Hooke's Law/SHM Homework: Find Amplitude After Glue Breaks

[byu]

Homework Statement

A 1.50 kg ball and a 2.00 kg ball are glued together with the lighter
one below the heavier one. The upper ball is attached to a vertical ideal
spring of force constant 165 N/m and the system is vibrating vertically with
amplitude 15.0 cm. The glue connecting the balls is old and weak, and it
suddenly comes loose when the balls are at the lowest position in their
motion. Find the amplitude of the vibrations after the lower ball has come loose.

Homework Equations

ΣF=ma
W=mg
F_s=-kx
m₁=1.5kg
m₂=2kg

The Attempt at a Solution

∑F=ma
-kx₁-(m₁+m₂)g=0
x₁=(m₁+m₂)g/k
x₁= .2079m

.15m+x₁=.3579m

x₂=(m₂)g/k
x₂=.11879m

.3579m - .11879m = .239m

Even after solving it, I do not really understand what is going on in the problem. Why is x=.2079 with both of them attached, when the amplitude is .15m?

 

[paisiello2]

x=.2079 is the displacement of the spring to the equilibrium point before the loosening.
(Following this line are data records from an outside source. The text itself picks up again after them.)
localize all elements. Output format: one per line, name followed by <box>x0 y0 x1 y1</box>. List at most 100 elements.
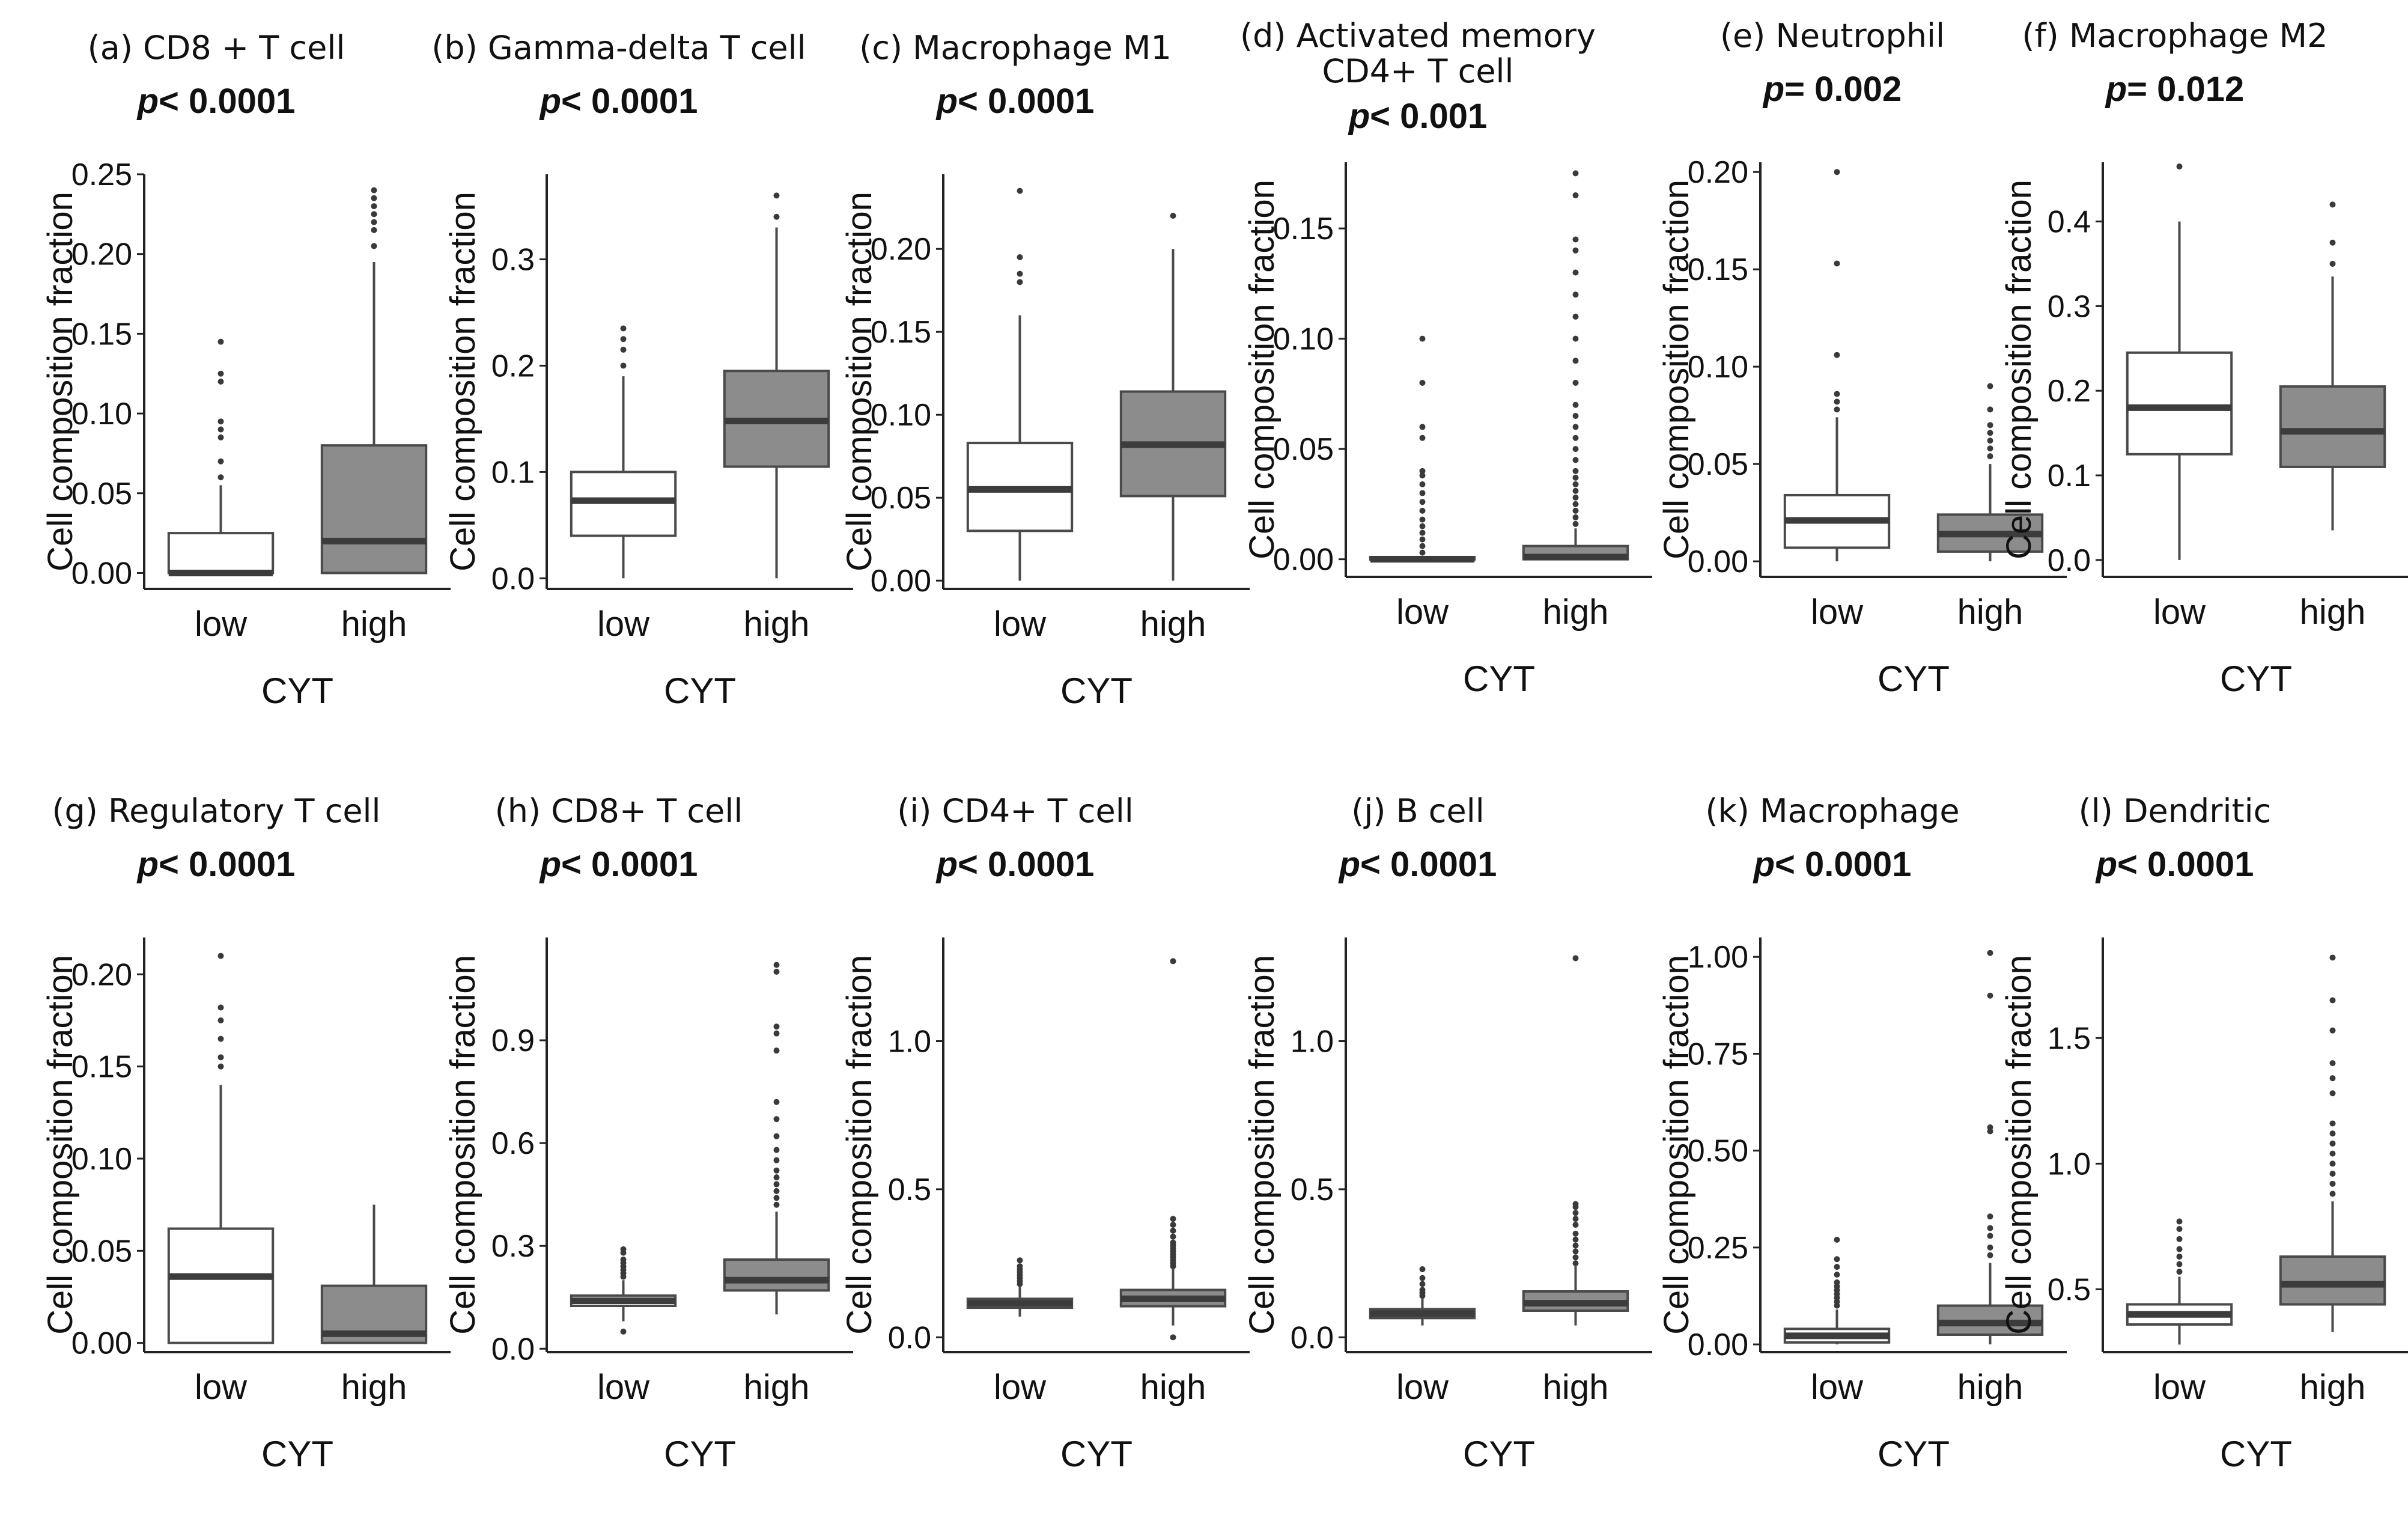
y-tick-label: 0.0 <box>1291 1320 1334 1355</box>
y-tick-label: 0.10 <box>71 397 132 431</box>
x-tick-label: high <box>744 605 810 644</box>
outlier-point <box>1572 1210 1579 1216</box>
box-low <box>167 338 275 576</box>
box-high <box>320 1204 428 1344</box>
outlier-point <box>217 1035 224 1042</box>
outlier-point <box>1419 536 1426 543</box>
outlier-point <box>2176 1218 2183 1225</box>
p-symbol: p <box>2096 845 2118 884</box>
y-tick-label: 0.5 <box>888 1172 931 1207</box>
p-value-text: < 0.0001 <box>958 82 1095 121</box>
outlier-point <box>1572 313 1579 320</box>
outlier-point <box>1572 358 1579 364</box>
p-value: p< 0.0001 <box>24 81 409 121</box>
outlier-point <box>1987 437 1993 444</box>
y-tick-label: 0.0 <box>2048 543 2091 578</box>
outlier-point <box>620 1257 627 1263</box>
box-high <box>1936 949 2044 1345</box>
outlier-point <box>217 379 224 385</box>
p-value-text: < 0.0001 <box>561 82 698 121</box>
y-axis-label: Cell composition fraction <box>41 192 80 572</box>
outlier-point <box>1987 422 1993 428</box>
outlier-point <box>1572 446 1579 453</box>
outlier-point <box>1572 520 1579 527</box>
y-tick-label: 0.00 <box>71 556 132 591</box>
outlier-point <box>1572 494 1579 501</box>
box-low <box>966 1257 1074 1317</box>
outlier-point <box>1419 507 1426 514</box>
outlier-point <box>371 203 377 210</box>
outlier-point <box>1572 468 1579 474</box>
outlier-point <box>2176 1269 2183 1275</box>
outlier-point <box>1987 1225 1993 1231</box>
outlier-point <box>773 1181 780 1187</box>
p-value: p< 0.001 <box>1226 96 1610 136</box>
outlier-point <box>773 969 780 975</box>
p-value: p= 0.002 <box>1640 69 2025 109</box>
panel-e: (e) Neutrophil p= 0.002 0.00 0.05 0.10 0.15 0.… <box>1640 18 2067 709</box>
y-tick-label: 0.15 <box>1688 252 1748 287</box>
y-tick-label: 0.6 <box>491 1126 535 1161</box>
box-high <box>1936 383 2044 562</box>
panel-title: (l) Dendritic <box>1983 793 2367 829</box>
x-axis-label: CYT <box>1877 659 1950 699</box>
outlier-point <box>1834 406 1840 413</box>
outlier-point <box>773 192 780 199</box>
outlier-point <box>1987 1244 1993 1251</box>
outlier-point <box>1834 391 1840 397</box>
panel-title: (e) Neutrophil <box>1640 18 2025 54</box>
outlier-point <box>1834 1272 1840 1278</box>
outlier-point <box>773 1133 780 1139</box>
p-value-text: < 0.0001 <box>958 845 1095 884</box>
outlier-point <box>371 195 377 201</box>
p-value: p< 0.0001 <box>823 81 1208 121</box>
x-tick-label: high <box>1543 1368 1609 1407</box>
outlier-point <box>773 1047 780 1054</box>
y-tick-label: 0.50 <box>1688 1134 1748 1169</box>
y-tick-label: 0.15 <box>1273 212 1334 246</box>
x-tick-label: high <box>1140 605 1206 644</box>
y-tick-label: 0.05 <box>871 481 931 516</box>
box-high <box>1522 170 1629 561</box>
p-value-text: = 0.012 <box>2127 70 2245 109</box>
outlier-point <box>620 1246 627 1252</box>
box-low <box>1369 1266 1476 1326</box>
outlier-point <box>1017 254 1023 260</box>
outlier-point <box>1419 468 1426 474</box>
outlier-point <box>2329 1130 2336 1137</box>
x-axis-label: CYT <box>2220 1434 2292 1474</box>
panel-b: (b) Gamma-delta T cell p< 0.0001 0.0 0.1 0.2… <box>427 30 853 721</box>
panel-title: (j) B cell <box>1226 793 1610 829</box>
outlier-point <box>1987 992 1993 999</box>
outlier-point <box>217 1063 224 1070</box>
outlier-point <box>1572 424 1579 430</box>
outlier-point <box>1419 1275 1426 1281</box>
box-low <box>1783 169 1891 562</box>
outlier-point <box>1419 529 1426 536</box>
panel-f: (f) Macrophage M2 p= 0.012 0.0 0.1 0.2 0.3 0.4… <box>1983 18 2408 709</box>
y-tick-label: 1.00 <box>1688 940 1748 975</box>
panel-title-line1: (c) Macrophage M1 <box>859 29 1172 67</box>
outlier-point <box>1834 352 1840 358</box>
outlier-point <box>2329 1190 2336 1197</box>
x-tick-label: low <box>1396 1368 1449 1407</box>
box-iqr <box>2279 1255 2386 1306</box>
x-tick-label: low <box>597 605 650 644</box>
outlier-point <box>2176 163 2183 170</box>
outlier-point <box>2329 1075 2336 1082</box>
outlier-point <box>1419 543 1426 549</box>
outlier-point <box>1987 1124 1993 1130</box>
p-symbol: p <box>1753 845 1775 884</box>
outlier-point <box>773 1157 780 1163</box>
y-tick-label: 0.00 <box>1273 543 1334 578</box>
box-low <box>2126 1218 2233 1345</box>
y-tick-label: 0.0 <box>491 1332 535 1367</box>
panel-title-line1: (j) B cell <box>1351 792 1485 830</box>
outlier-point <box>2329 260 2336 267</box>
We are assuming in both cases that the masses vibrate about the equilibrium point.

 

[byu]

So, it looks like this?

 

[paisiello2]

Yes.

 

[byu]

Thing is; when x₂ = 0.11879m its amplitude is 0.239m. Wouldn't that overshoot into the wall and affect its amplitude?

 

[paisiello2]

Good point but the assumption is that the spring has some minimum length, at least 0.208m. So your diagram should show this datum point and the wall offset that minimum amount.